What should our omnichannel scorecard look like? What key metrics should be included? What metrics are we missing?

These are some of the questions I often get from retailers.

Retail performance dashboards will most certainly include touchpoint-focused, point-in-time metrics such as online conversion rates. These are valuable measures, but conversion rates alone do not give a complete and accurate picture of overall retail performance.

We are in a world where digital touchpoints are influencing store sales and providing extended aisle sales in-store. Retailers are struggling to keep track of customers interacting, in different ways, across multiple digital and physical touchpoints throughout the customer lifecycle.

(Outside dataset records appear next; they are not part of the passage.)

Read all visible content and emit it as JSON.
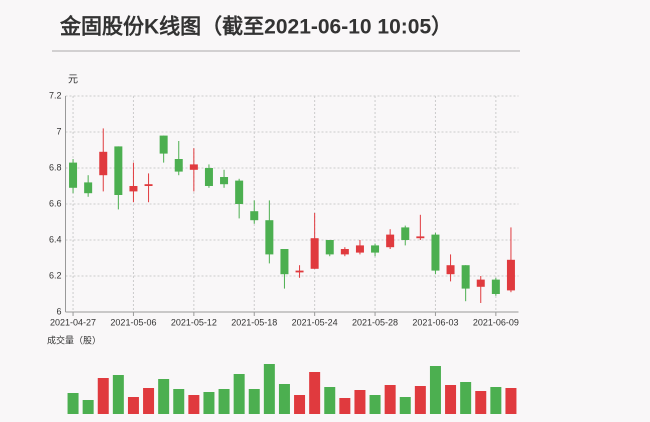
{
  "chart_data": {
    "type": "candlestick",
    "title": "金固股份K线图（截至2021-06-10 10:05）",
    "y_label": "元",
    "volume_label": "成交量（股）",
    "categories": [
      "2021-04-27",
      null,
      null,
      null,
      "2021-05-06",
      null,
      null,
      null,
      "2021-05-12",
      null,
      null,
      null,
      "2021-05-18",
      null,
      null,
      null,
      "2021-05-24",
      null,
      null,
      null,
      "2021-05-28",
      null,
      null,
      null,
      "2021-06-03",
      null,
      null,
      null,
      "2021-06-09",
      null
    ],
    "open": [
      6.83,
      6.72,
      6.76,
      6.92,
      6.67,
      6.7,
      6.98,
      6.85,
      6.79,
      6.8,
      6.75,
      6.73,
      6.56,
      6.51,
      6.35,
      6.22,
      6.24,
      6.4,
      6.32,
      6.33,
      6.37,
      6.36,
      6.47,
      6.41,
      6.43,
      6.21,
      6.26,
      6.14,
      6.18,
      6.12
    ],
    "high": [
      6.85,
      6.76,
      7.02,
      6.92,
      6.83,
      6.77,
      6.98,
      6.95,
      6.91,
      6.82,
      6.79,
      6.74,
      6.62,
      6.62,
      6.35,
      6.26,
      6.55,
      6.4,
      6.36,
      6.4,
      6.38,
      6.46,
      6.48,
      6.54,
      6.44,
      6.32,
      6.26,
      6.2,
      6.19,
      6.47
    ],
    "low": [
      6.66,
      6.64,
      6.67,
      6.57,
      6.61,
      6.61,
      6.83,
      6.76,
      6.67,
      6.69,
      6.69,
      6.52,
      6.49,
      6.27,
      6.13,
      6.19,
      6.24,
      6.31,
      6.31,
      6.32,
      6.31,
      6.35,
      6.37,
      6.4,
      6.21,
      6.17,
      6.06,
      6.05,
      6.09,
      6.11
    ],
    "close": [
      6.69,
      6.66,
      6.89,
      6.65,
      6.7,
      6.71,
      6.88,
      6.78,
      6.82,
      6.7,
      6.71,
      6.6,
      6.51,
      6.32,
      6.21,
      6.23,
      6.41,
      6.32,
      6.35,
      6.37,
      6.33,
      6.43,
      6.4,
      6.42,
      6.23,
      6.26,
      6.13,
      6.18,
      6.1,
      6.29
    ],
    "volume": [
      21,
      14,
      36,
      39,
      17,
      26,
      35,
      25,
      19,
      22,
      25,
      40,
      25,
      50,
      30,
      19,
      42,
      27,
      16,
      24,
      19,
      29,
      17,
      28,
      48,
      29,
      32,
      23,
      27,
      26
    ],
    "ylim": [
      6,
      7.2
    ],
    "yticks": [
      6,
      6.2,
      6.4,
      6.6,
      6.8,
      7,
      7.2
    ],
    "up_color": "#e03a3e",
    "down_color": "#4caf50",
    "grid": true
  }
}
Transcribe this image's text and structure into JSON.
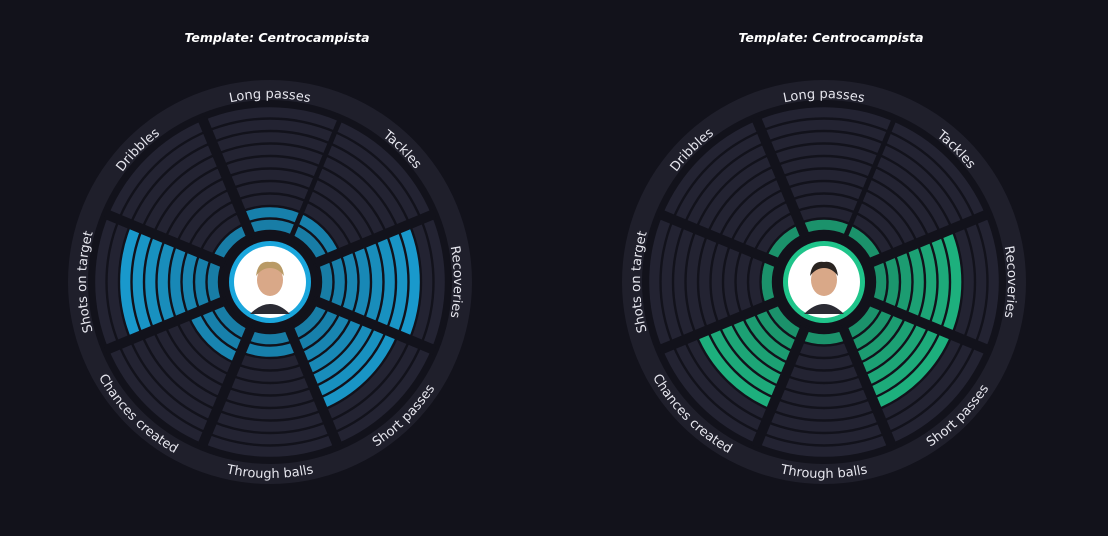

And at the same time, retailers must realign incentives and goals internally, as teams, functions, and systems must work together in different ways to support new customer outcomes and experiences.

To really understand their performance, retailers need to extend their measurement over time, adding longer-term metrics like customer lifetime value to their performance dashboards. Our latest report outlines how retail metrics and measurement must evolve to continue to provide an accurate view of retail performance. Key takeaways from this latest report include:

Take metrics beyond conversion to encompass omnichannel performance. Changes to the traditional retail business model mean you must also change your objectives and definitions of success — and the metrics you use to measure both.

Declutter your metrics dashboards. Take inspiration from Marie Kondo, and ask whether your metrics spark . . . action. Replace metrics that don’t with those that do.

Include long-term, customer-focused, and predictive metrics. Retailers still tend to focus on channel-specific short-term metrics such as channel conversion rather than longer-term indicators like customer lifetime value. Instead, find and monitor metrics that help you predict long-term business health.